Ironically, the specialist staff most resistant to change, especially those made cynical by previous failed changes, are also often the ones least motivated to engage with change processes. Though that is perhaps unsurprising.

How then can the public service do ‘doing policy differently’ differently? I would start by noting cultural and institutional change are considered one of the classic ‘wicked’ problems, so I do not imagine there are simple answers. I also believe the intentions being expressed by SES presiding over change process, seeking to promote innovation, or trying to drive cultural changes are the right intentions. I hear what I believe to be thoroughly genuine statements about wanting to engage staff, wanting to get staff input into new processes, trying to permission new ideas, and wanting to run truly meaningful co-design processes. These are the right intentions; the meaning behind the words is right.

What I think could be done differently is how managers think about and talk about changes are reforms. Rather than starting from the wider context and working down, engagement could start from the lived experience of staff, and then link to wider contexts. This could potentially be a framework that says “you staff tell me you take real pride in A, B, C, but that the things that are hard, that cause real pain, are X, Y, and Z. I think we have a way to solve X and Y (though Z could be tricky), and hopefully that should really strengthen A, B, and C. The idea being discussed is to do D and E. I want understand what you think about D and E, what worries you about the ideas, and whether you think there might be a better option F.”

That said, I also hear SES says they believe they are already giving those kinds of speeches. To me, that suggests the words being used aren’t lining up with the understandings staff have of their jobs, which would mean the speech has to start at a simpler, more concrete level, using the words staff use. It may also suggest the message needs a different messenger, at least initially. The research on persuasion is fairly clear that a speaker who seems like the listener is more likely to be effective, and that small groups are easier to persuade. So SES may need to start out with small groups who are already sympathetic, and then have the members of those small groups work with other staff in a genuine spirit of inquiry to find good solutions and new options. A spirit of inquiry may be challenging to demonstrate persuasively if staff in an area have become cynical about consultation and have come to see it (regardless of the reality) as a strategy to manufacture compliance and create acquiescence. The APS Census data suggests that such cynicism has become deeply embedded in many areas.

There would be no guarantee that such an approach to cultural change would work, but it seems intuitively worth trying. It would also marry up with Blair Comley’s comments at the IPAA’s ‘Doing Policy Differently’ forum about the need to get ‘the other’ into the room, or possibly to go into a room filled with ‘the other’.

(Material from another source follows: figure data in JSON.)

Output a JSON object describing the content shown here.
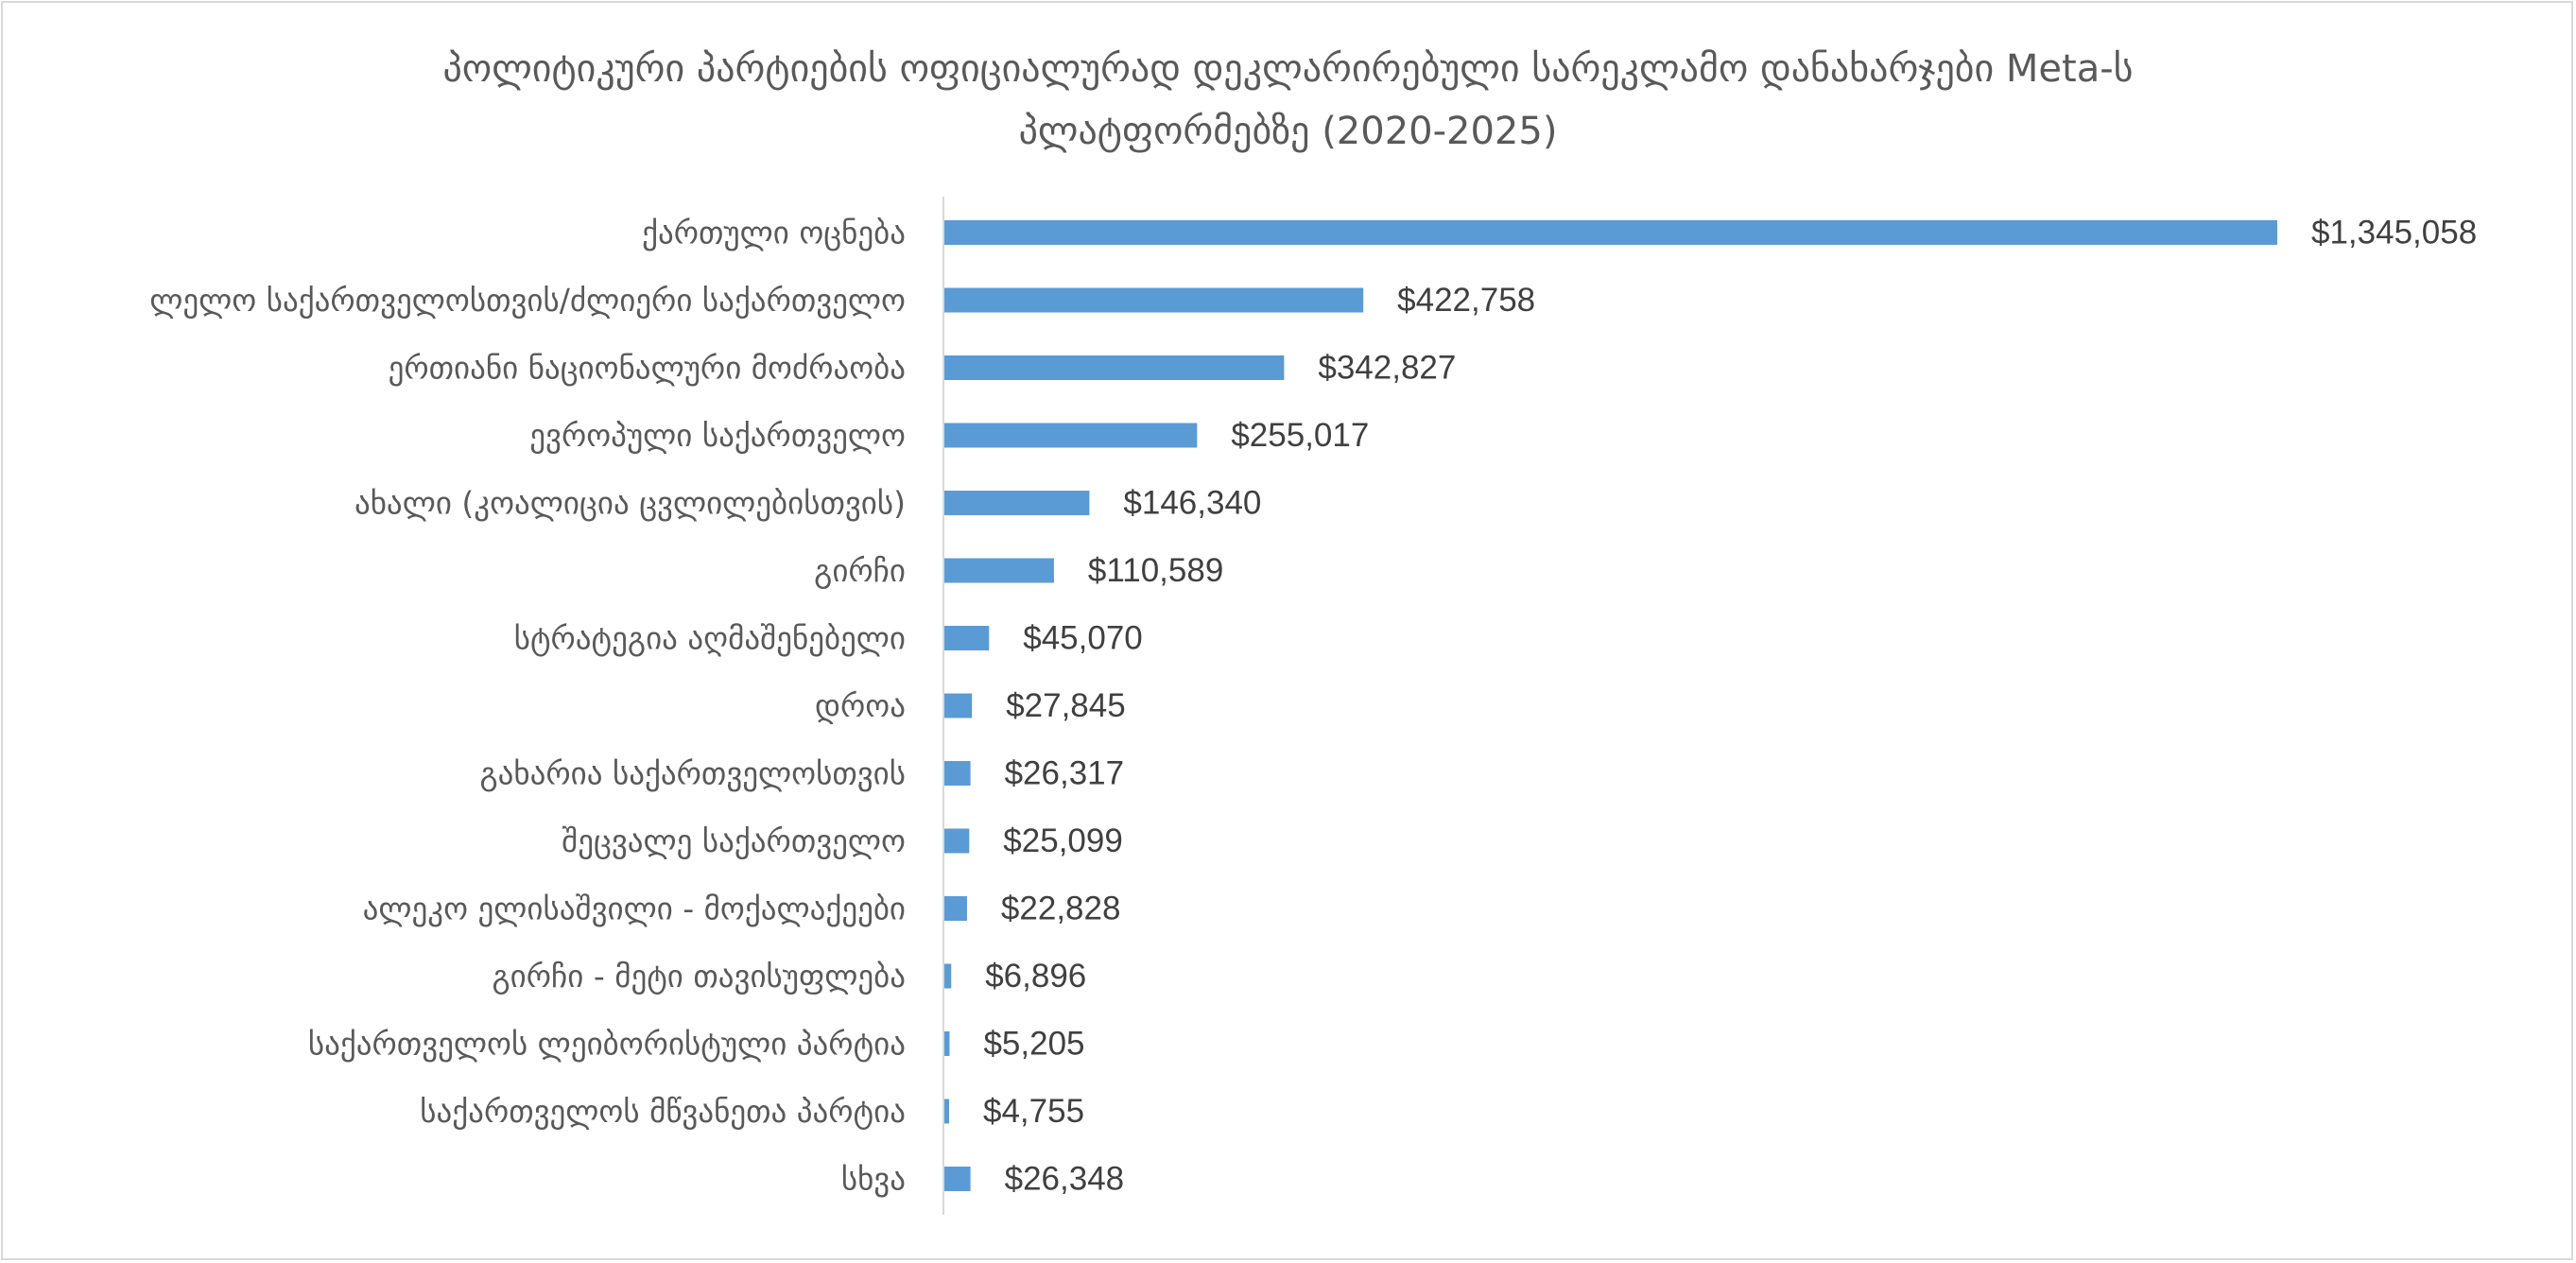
{
  "chart_data": {
    "type": "bar",
    "orientation": "horizontal",
    "title_line1": "პოლიტიკური პარტიების ოფიციალურად დეკლარირებული სარეკლამო დანახარჯები Meta-ს",
    "title_line2": "პლატფორმებზე (2020-2025)",
    "categories": [
      "ქართული ოცნება",
      "ლელო საქართველოსთვის/ძლიერი საქართველო",
      "ერთიანი ნაციონალური მოძრაობა",
      "ევროპული საქართველო",
      "ახალი (კოალიცია ცვლილებისთვის)",
      "გირჩი",
      "სტრატეგია აღმაშენებელი",
      "დროა",
      "გახარია საქართველოსთვის",
      "შეცვალე საქართველო",
      "ალეკო ელისაშვილი - მოქალაქეები",
      "გირჩი - მეტი თავისუფლება",
      "საქართველოს ლეიბორისტული პარტია",
      "საქართველოს მწვანეთა პარტია",
      "სხვა"
    ],
    "values": [
      1345058,
      422758,
      342827,
      255017,
      146340,
      110589,
      45070,
      27845,
      26317,
      25099,
      22828,
      6896,
      5205,
      4755,
      26348
    ],
    "data_labels": [
      "$1,345,058",
      "$422,758",
      "$342,827",
      "$255,017",
      "$146,340",
      "$110,589",
      "$45,070",
      "$27,845",
      "$26,317",
      "$25,099",
      "$22,828",
      "$6,896",
      "$5,205",
      "$4,755",
      "$26,348"
    ],
    "xlim": [
      0,
      1345058
    ],
    "grid": false,
    "legend": "none",
    "bar_color": "#5b9bd5",
    "axis_color": "#d9d9d9"
  }
}
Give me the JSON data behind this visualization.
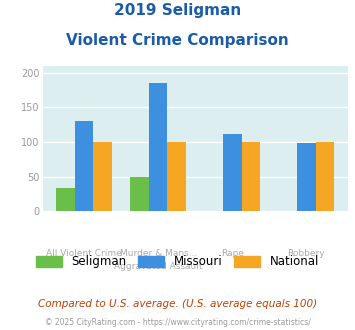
{
  "title_line1": "2019 Seligman",
  "title_line2": "Violent Crime Comparison",
  "top_labels": [
    "",
    "Murder & Mans...",
    "",
    ""
  ],
  "bottom_labels": [
    "All Violent Crime",
    "Aggravated Assault",
    "Rape",
    "Robbery"
  ],
  "seligman": [
    33,
    49,
    0,
    0
  ],
  "missouri": [
    130,
    185,
    112,
    99
  ],
  "national": [
    100,
    100,
    100,
    100
  ],
  "colors": {
    "seligman": "#6abf4b",
    "missouri": "#3d8fe0",
    "national": "#f5a623"
  },
  "ylim": [
    0,
    210
  ],
  "yticks": [
    0,
    50,
    100,
    150,
    200
  ],
  "background_color": "#ddeef0",
  "title_color": "#1a5ca8",
  "subtitle_note": "Compared to U.S. average. (U.S. average equals 100)",
  "footer": "© 2025 CityRating.com - https://www.cityrating.com/crime-statistics/",
  "bar_width": 0.25
}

In conclusion, I see genuine, well-meant attempts at cultural change, at introducing innovation, and at policy reform, all failing in predictable ways due to what appears to be a failure to engage with certain kinds of public servant. I therefore urge the Panel to give serious consideration to how Departments can identify and work with radically different audiences within their own staff. I support whole-heartedly the goals outlined in the Terms of Reference, to create a flexible, innovative, digitally-adept public service. I believe a more layered engagement approach will be vital to enabling such reforms to succeed.

Finally, to circle back to class and the public service, one of the defining features of socio-economic classes is the different outlooks each class has – how its members approach work, exercise agency, and what they want from life. In social policy, it would be self-evident that what benefits one social group may harm and can be traumatic for another and therefore complex engagement strategies are needed. The same ought to be true in policy-making about the APS.